In this article we will discuss Reserve Bank of India (Functions)

In this article, we will discuss Reserve Bank of India (Functions). So, let’s get started.


The Issuer of Bank Notes
The most important function of RBI is the issuance of currency notes and coins, except the one rupee note and coin which are issued by the Ministry of Finance. All other notes bear the signature of the RBI Governor. However, the agency of distribution of all notes and coins issued by the Government of India is the Reserve Bank of India.

Banker to the Government
Another chief function of RBI is that it takes care of the banking needs of the government, which includes maintaining & operating the deposit accounts of the government, collecting the receipts of funds, and making payments on behalf of the Government of India. It also represents the Indian Government, as a member of the International Monetary Fund and the World Bank.

Custodian of Cash Reserves of Commercial Banks
The commercial banks are required to maintain the cash reserves at a rate decided by the RBI in its monetary policy.
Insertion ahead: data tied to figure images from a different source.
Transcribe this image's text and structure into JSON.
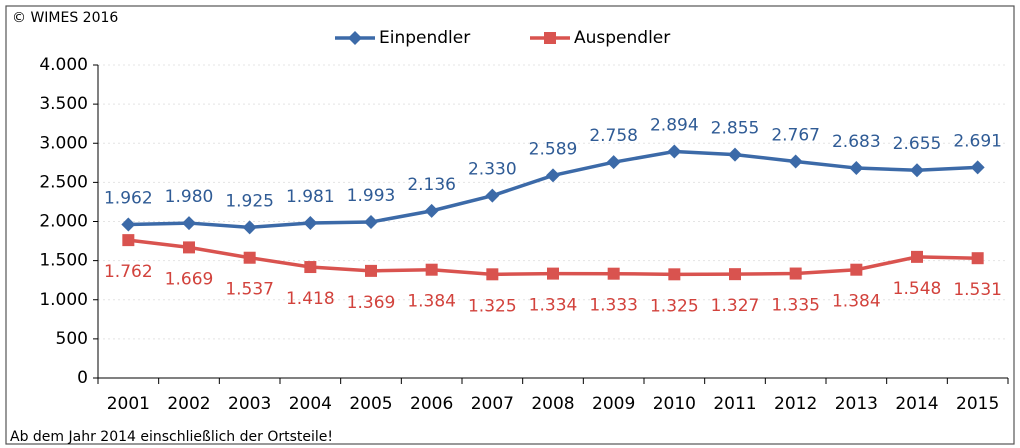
{
  "chart_data": {
    "type": "line",
    "copyright": "© WIMES 2016",
    "note": "Ab dem Jahr 2014 einschließlich der Ortsteile!",
    "categories": [
      "2001",
      "2002",
      "2003",
      "2004",
      "2005",
      "2006",
      "2007",
      "2008",
      "2009",
      "2010",
      "2011",
      "2012",
      "2013",
      "2014",
      "2015"
    ],
    "series": [
      {
        "name": "Einpendler",
        "color": "#3c6aa8",
        "label_color": "#2f5b95",
        "marker": "diamond",
        "values": [
          1962,
          1980,
          1925,
          1981,
          1993,
          2136,
          2330,
          2589,
          2758,
          2894,
          2855,
          2767,
          2683,
          2655,
          2691
        ],
        "value_labels": [
          "1.962",
          "1.980",
          "1.925",
          "1.981",
          "1.993",
          "2.136",
          "2.330",
          "2.589",
          "2.758",
          "2.894",
          "2.855",
          "2.767",
          "2.683",
          "2.655",
          "2.691"
        ]
      },
      {
        "name": "Auspendler",
        "color": "#d9534f",
        "label_color": "#d2423c",
        "marker": "square",
        "values": [
          1762,
          1669,
          1537,
          1418,
          1369,
          1384,
          1325,
          1334,
          1333,
          1325,
          1327,
          1335,
          1384,
          1548,
          1531
        ],
        "value_labels": [
          "1.762",
          "1.669",
          "1.537",
          "1.418",
          "1.369",
          "1.384",
          "1.325",
          "1.334",
          "1.333",
          "1.325",
          "1.327",
          "1.335",
          "1.384",
          "1.548",
          "1.531"
        ]
      }
    ],
    "ylim": [
      0,
      4000
    ],
    "yticks": [
      0,
      500,
      {
        "value": 1000,
        "label": "1.000"
      },
      {
        "value": 1500,
        "label": "1.500"
      },
      {
        "value": 2000,
        "label": "2.000"
      },
      {
        "value": 2500,
        "label": "2.500"
      },
      {
        "value": 3000,
        "label": "3.000"
      },
      {
        "value": 3500,
        "label": "3.500"
      },
      {
        "value": 4000,
        "label": "4.000"
      }
    ],
    "grid": true,
    "legend": "top"
  }
}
Custodian of Foreign Exchange Reserve
Another of the important functions of RBI is maintaining a reserve of foreign currencies that enables the RBI to deal with any crisis situation.

Lender of the Last Resort
Often regarded as the banker of banks, the RBI acts as a parent to all commercial banks in India. Thus, it becomes the lender of the last resort for all banks when they are in a crisis situation. RBI helps them by lending money, although at higher RoI, to sail through the tide of financial difficulties.

Controller of Credit
RBI controls the credit created by the commercial banks in India, in accordance with the economic priorities of the government of India. RBI uses quantitative and qualitative methods to control and regulate the flow of money in the market. These are implemented by announcing monetary policies at regular intervals. The monetary policy involves the management of interest rates and money supply. The central bank of India tweaks the money supply to achieve objectives such as liquidity, inflation, and consumption.